The Gap (GPS), a Zacks Rank #1 (Strong Buy), operates as an apparel retail company. GPS shares are widely outperforming the market over the past six months thanks to improved margins, resulting in a bevy of brokerage upgrades and price target hikes. The stock is hitting a series of higher highs and displaying relative strength as buying pressure accumulates in this top-ranked stock.

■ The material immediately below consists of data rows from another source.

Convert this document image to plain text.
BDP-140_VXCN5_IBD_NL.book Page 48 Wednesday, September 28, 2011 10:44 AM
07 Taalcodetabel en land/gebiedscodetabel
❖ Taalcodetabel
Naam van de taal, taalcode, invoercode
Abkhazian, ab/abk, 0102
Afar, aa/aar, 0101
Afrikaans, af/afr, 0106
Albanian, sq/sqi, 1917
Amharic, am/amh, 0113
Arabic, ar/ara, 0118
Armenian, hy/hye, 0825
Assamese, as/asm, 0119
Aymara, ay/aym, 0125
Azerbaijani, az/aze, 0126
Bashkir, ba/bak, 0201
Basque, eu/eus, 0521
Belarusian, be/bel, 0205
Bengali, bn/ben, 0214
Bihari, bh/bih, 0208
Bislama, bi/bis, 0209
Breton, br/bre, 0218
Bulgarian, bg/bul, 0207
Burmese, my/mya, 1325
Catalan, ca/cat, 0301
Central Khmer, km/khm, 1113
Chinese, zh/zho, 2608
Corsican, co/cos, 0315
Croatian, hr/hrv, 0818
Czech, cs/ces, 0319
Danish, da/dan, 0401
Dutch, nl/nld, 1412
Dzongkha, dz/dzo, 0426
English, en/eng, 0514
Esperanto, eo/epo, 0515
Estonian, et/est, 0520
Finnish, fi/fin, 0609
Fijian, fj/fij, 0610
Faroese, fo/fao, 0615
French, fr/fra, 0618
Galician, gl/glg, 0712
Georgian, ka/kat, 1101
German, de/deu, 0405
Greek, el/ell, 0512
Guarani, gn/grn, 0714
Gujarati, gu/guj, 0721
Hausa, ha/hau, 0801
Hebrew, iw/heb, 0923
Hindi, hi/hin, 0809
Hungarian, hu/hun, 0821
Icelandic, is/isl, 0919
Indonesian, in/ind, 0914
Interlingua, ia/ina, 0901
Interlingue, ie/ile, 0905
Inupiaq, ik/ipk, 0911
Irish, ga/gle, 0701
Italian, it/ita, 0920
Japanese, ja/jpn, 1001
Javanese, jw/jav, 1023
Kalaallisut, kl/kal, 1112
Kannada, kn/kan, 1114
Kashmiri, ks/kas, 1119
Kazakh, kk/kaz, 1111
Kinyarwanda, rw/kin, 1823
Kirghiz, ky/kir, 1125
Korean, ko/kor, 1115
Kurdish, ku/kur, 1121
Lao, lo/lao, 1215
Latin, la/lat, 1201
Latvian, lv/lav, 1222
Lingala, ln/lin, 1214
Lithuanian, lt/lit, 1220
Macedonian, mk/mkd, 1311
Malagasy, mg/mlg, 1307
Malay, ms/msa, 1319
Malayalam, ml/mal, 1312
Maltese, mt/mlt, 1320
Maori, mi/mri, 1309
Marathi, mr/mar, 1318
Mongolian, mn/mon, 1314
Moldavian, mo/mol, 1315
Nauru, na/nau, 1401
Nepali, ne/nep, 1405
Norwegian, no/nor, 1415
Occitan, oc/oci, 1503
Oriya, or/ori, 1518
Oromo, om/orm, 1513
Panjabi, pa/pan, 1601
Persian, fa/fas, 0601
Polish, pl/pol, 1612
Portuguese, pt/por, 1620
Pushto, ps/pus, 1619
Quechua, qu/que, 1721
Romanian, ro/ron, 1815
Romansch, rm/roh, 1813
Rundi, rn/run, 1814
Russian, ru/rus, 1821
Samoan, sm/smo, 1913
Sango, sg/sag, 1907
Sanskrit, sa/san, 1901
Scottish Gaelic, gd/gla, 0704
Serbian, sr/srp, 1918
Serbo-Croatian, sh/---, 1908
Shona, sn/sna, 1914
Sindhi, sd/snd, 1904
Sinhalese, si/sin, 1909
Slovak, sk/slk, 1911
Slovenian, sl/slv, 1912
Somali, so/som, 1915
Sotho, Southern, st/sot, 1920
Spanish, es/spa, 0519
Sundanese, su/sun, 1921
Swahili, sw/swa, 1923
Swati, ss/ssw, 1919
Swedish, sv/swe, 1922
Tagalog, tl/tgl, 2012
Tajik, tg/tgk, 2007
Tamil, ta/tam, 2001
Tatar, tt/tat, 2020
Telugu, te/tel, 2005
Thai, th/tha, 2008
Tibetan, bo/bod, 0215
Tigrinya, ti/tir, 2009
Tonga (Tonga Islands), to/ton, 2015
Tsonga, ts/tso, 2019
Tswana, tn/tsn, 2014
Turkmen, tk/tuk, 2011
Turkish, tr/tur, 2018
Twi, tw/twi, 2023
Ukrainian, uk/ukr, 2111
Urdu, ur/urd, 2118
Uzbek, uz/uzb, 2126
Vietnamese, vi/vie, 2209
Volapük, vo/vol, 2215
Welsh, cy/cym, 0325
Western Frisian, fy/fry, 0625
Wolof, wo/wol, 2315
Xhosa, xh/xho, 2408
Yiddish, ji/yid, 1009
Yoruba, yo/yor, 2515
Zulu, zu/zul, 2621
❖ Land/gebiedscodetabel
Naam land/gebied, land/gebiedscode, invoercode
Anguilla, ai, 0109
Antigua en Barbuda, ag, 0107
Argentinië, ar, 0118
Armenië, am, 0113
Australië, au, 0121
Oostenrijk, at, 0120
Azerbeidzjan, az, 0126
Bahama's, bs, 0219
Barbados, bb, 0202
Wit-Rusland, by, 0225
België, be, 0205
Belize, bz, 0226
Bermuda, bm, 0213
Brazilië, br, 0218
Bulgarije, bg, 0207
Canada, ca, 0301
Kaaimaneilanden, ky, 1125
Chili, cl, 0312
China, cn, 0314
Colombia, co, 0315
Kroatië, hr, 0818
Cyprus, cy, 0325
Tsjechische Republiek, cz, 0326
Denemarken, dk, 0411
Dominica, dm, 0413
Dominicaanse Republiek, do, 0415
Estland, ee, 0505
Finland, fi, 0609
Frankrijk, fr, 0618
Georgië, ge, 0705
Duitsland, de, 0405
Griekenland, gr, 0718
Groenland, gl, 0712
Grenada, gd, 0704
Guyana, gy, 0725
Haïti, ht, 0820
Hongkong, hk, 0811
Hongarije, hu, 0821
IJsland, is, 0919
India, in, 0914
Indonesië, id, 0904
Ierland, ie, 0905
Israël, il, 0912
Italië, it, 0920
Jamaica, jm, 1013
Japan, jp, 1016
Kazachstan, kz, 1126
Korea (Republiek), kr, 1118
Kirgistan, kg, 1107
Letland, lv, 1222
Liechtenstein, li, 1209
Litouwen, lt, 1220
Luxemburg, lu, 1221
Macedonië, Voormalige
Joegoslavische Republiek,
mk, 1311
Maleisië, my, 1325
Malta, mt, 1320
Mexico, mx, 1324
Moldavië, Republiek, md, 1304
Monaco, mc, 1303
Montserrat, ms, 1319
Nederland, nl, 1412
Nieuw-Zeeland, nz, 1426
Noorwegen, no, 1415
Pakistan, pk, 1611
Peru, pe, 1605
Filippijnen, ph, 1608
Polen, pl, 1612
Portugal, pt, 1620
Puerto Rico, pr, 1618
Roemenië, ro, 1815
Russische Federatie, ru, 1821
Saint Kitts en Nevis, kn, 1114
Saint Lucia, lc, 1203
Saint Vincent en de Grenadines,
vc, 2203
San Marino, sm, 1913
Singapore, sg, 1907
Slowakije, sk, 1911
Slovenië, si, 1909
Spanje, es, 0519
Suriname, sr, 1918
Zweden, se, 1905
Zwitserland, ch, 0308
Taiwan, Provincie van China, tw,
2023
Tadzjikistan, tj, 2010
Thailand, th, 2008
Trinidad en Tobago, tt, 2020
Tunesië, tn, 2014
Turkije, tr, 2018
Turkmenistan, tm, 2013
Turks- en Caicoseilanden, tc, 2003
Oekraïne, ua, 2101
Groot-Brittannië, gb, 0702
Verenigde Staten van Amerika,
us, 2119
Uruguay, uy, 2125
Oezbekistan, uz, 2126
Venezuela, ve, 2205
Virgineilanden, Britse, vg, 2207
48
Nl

GPS stock is part of the Zacks Retail – Apparel and Shoes industry group, which ranks in the top 33% out of more than 250 Zacks Ranked Industries. Because it is ranked in the top half of all Zacks Ranked Industries, we expect this group to outperform the market over the next 3 to 6 months. Also note the favorable valuation characteristics for this group below:

Image Source: Zacks Investment Research

Historical research studies suggest that approximately half of a stock’s price appreciation is due to its industry grouping. In fact, the top 50% of Zacks Ranked Industries outperforms the bottom 50% by a factor of more than 2 to 1. It’s no secret that investing in stocks that are part of leading industry groups can give us a leg up relative to the market. By focusing on leading stocks within the top 50% of Zacks Ranked Industries, we can dramatically improve our stock-picking success.

Company Description

With more than 3,800 stores worldwide, The Gap is a premier international specialty retailer that offers a diverse range of clothing, accessories, and personal care products. The company tailors to both men and women with products under well-established brands such as Old Navy, Gap, Banana Republic, and Athleta. Gap’s main offerings include denim and khakis; eyewear, jewelry, shoes, handbags, and fragrances; and fitness and lifestyle products for use in yoga, training, sports, and travel.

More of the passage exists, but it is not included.